Congrats nicely done!


----------



## -WOLF- (Jan 17, 2009)

joeten said:


> Congratulations and welcome to the teams


Welcome!



SteveThePirate said:


> [/url]
> 
> 
> 
> ...


Please never use these again, they're extremely irritating to look at.


----------



## Flight Sim Guy (Dec 19, 2011)

-WOLF- said:


> Please never use these again, they're extremely irritating to look at.


I thought they were quite techy.:whistling::grin: You're right though.


----------



## joeten (Dec 4, 2008)

I will say congratulations in whatever way suits and this is not the place for a critique


----------



## Corday (Mar 3, 2010)

-WOLF- said:


> Welcome!
> 
> 
> 
> Please never use these again, they're extremely irritating to look at.

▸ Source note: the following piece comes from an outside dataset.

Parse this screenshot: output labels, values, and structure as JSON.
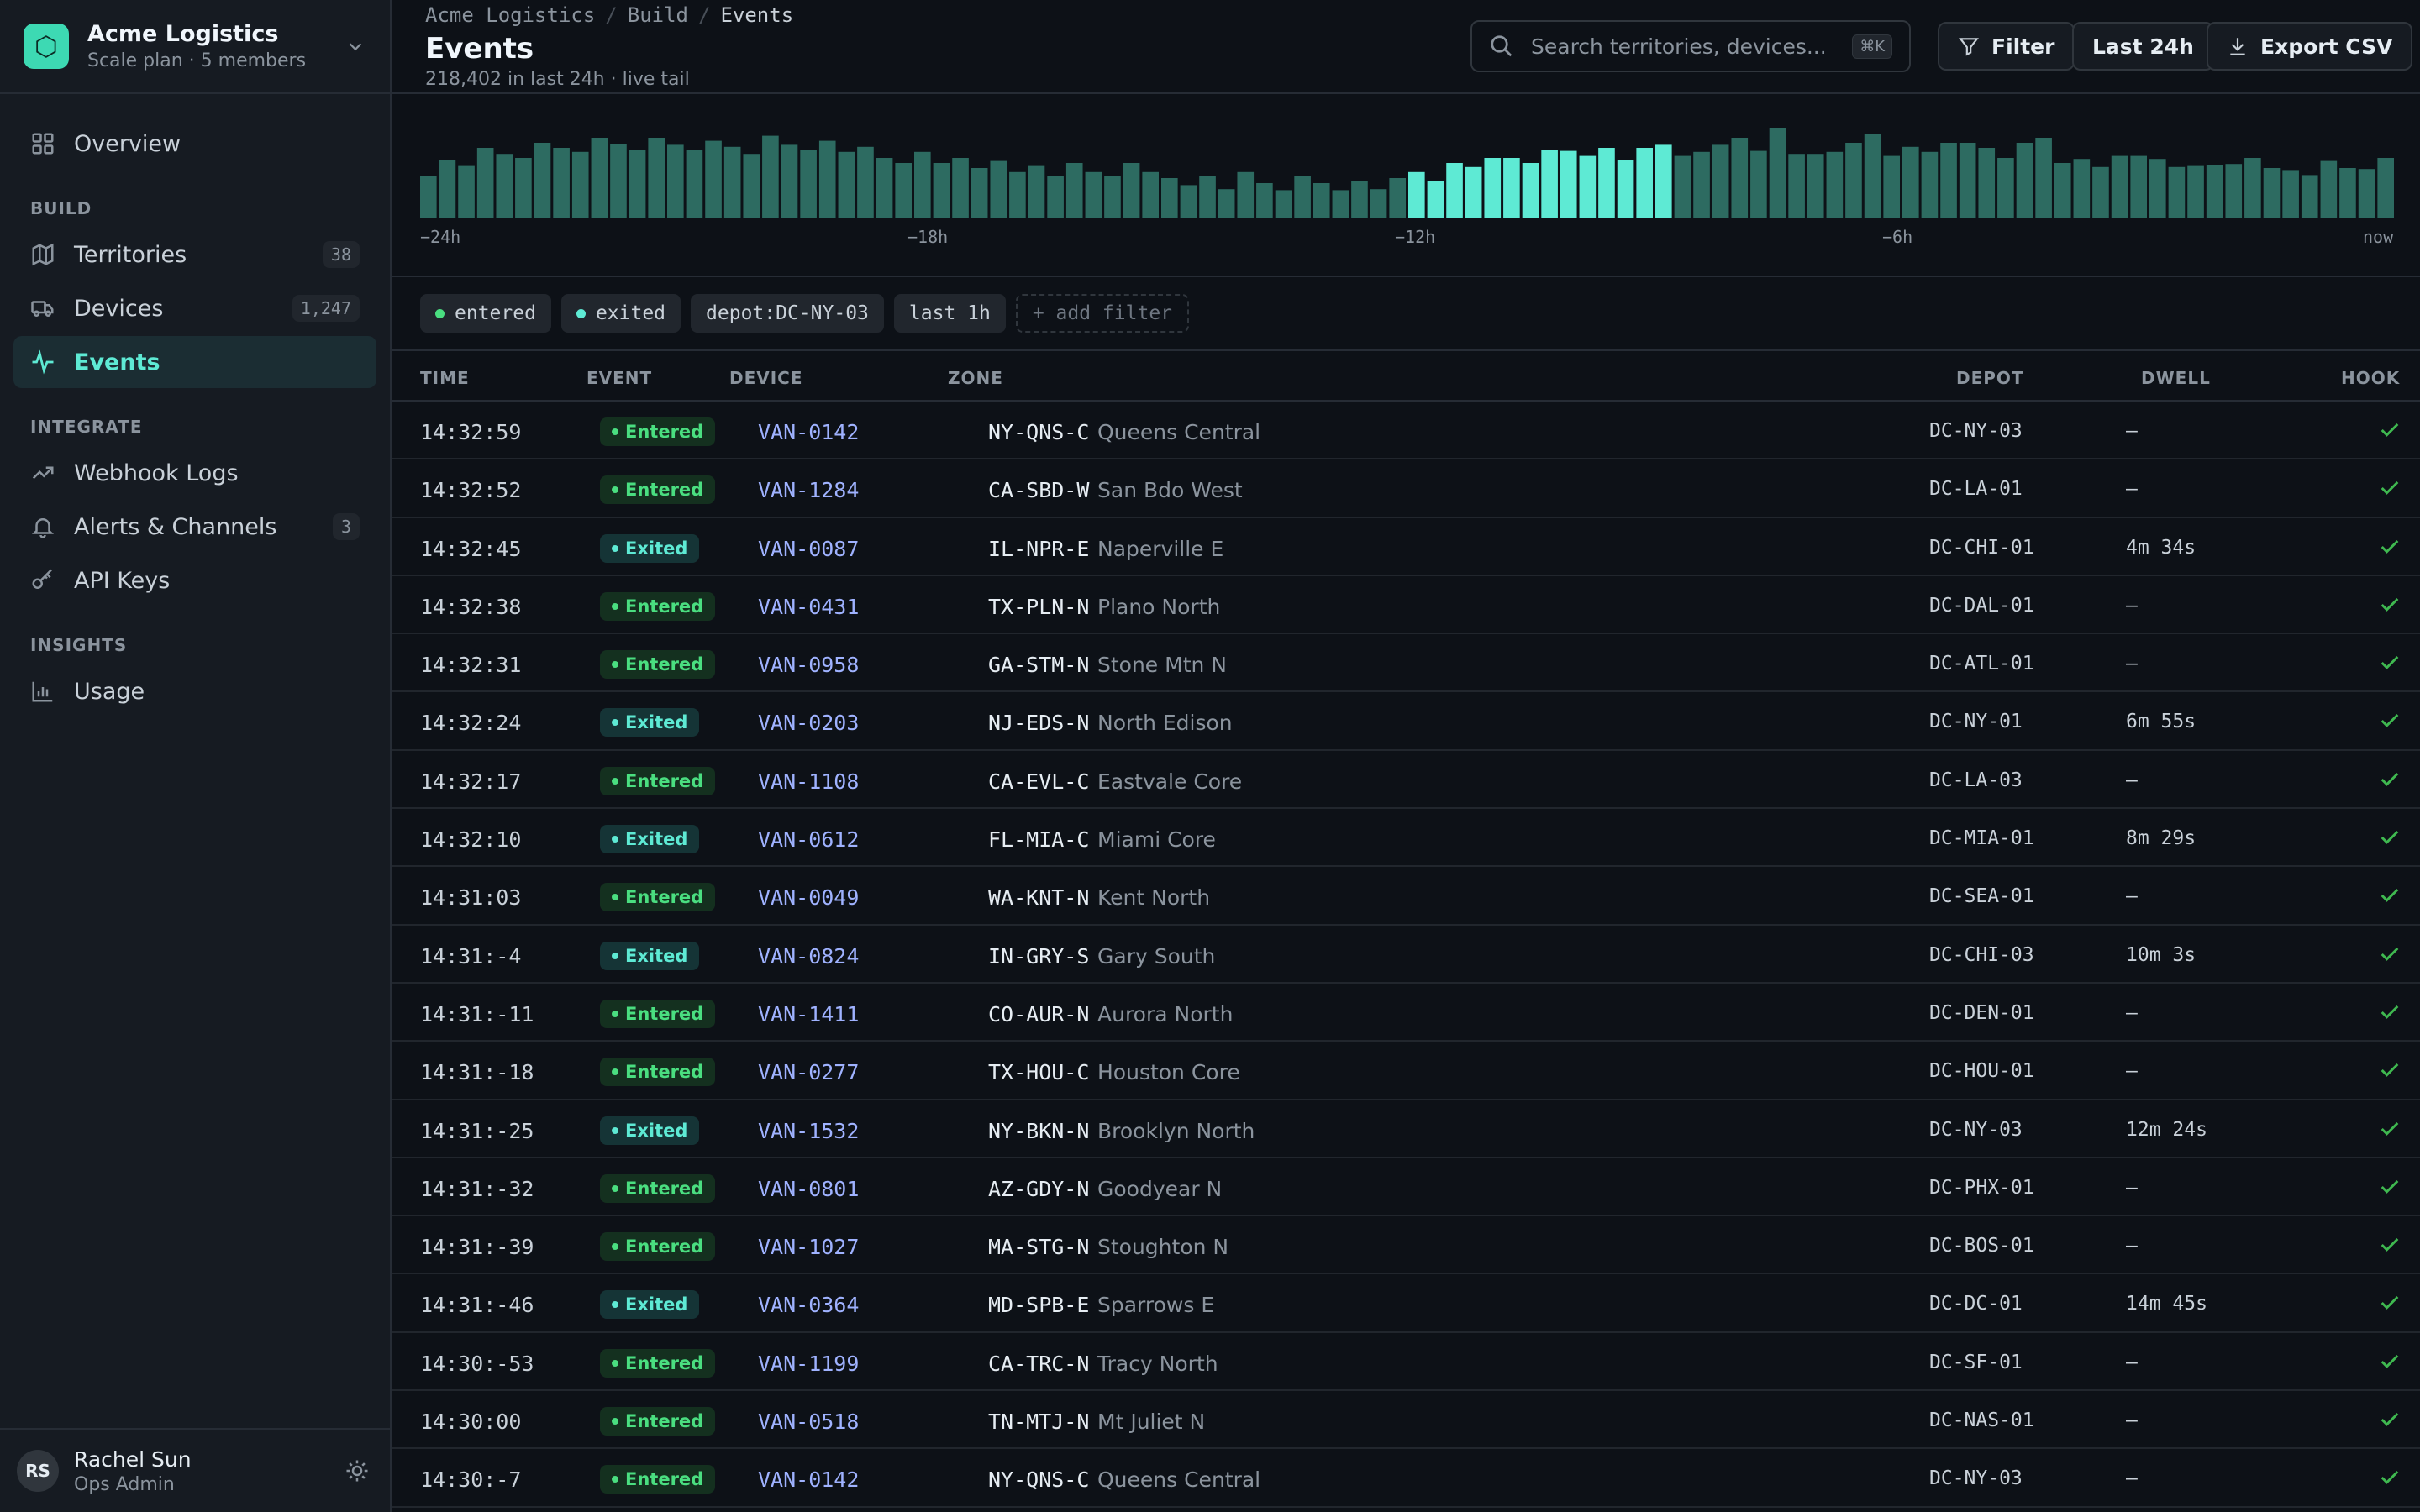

You can turn them off by blocking httx://www.mysmiley.net/in your browser. You'll see them, but they won't flash. Substitute p for x in address.


----------



## SteveThePirate (Jan 12, 2012)

A bit harsh for poor old techno smiley, he's a running trademark i use on special occasions such as this one :thumb:


----------



## Flight Sim Guy (Dec 19, 2011)

Just don't blink out on us.


----------



## Walter Odim (Jun 29, 2008)

Congratulation on joining the team, Marty! Very nicely done! :dance:


----------



## Thrall (Feb 19, 2011)

Welcome to the team. :smile:


----------



## Dude111 (Aug 22, 2011)

Congrats my friend!


----------



## jcgriff2 (Sep 30, 2007)

Congratulations & Welcome to the TSF Staff Family.

John


----------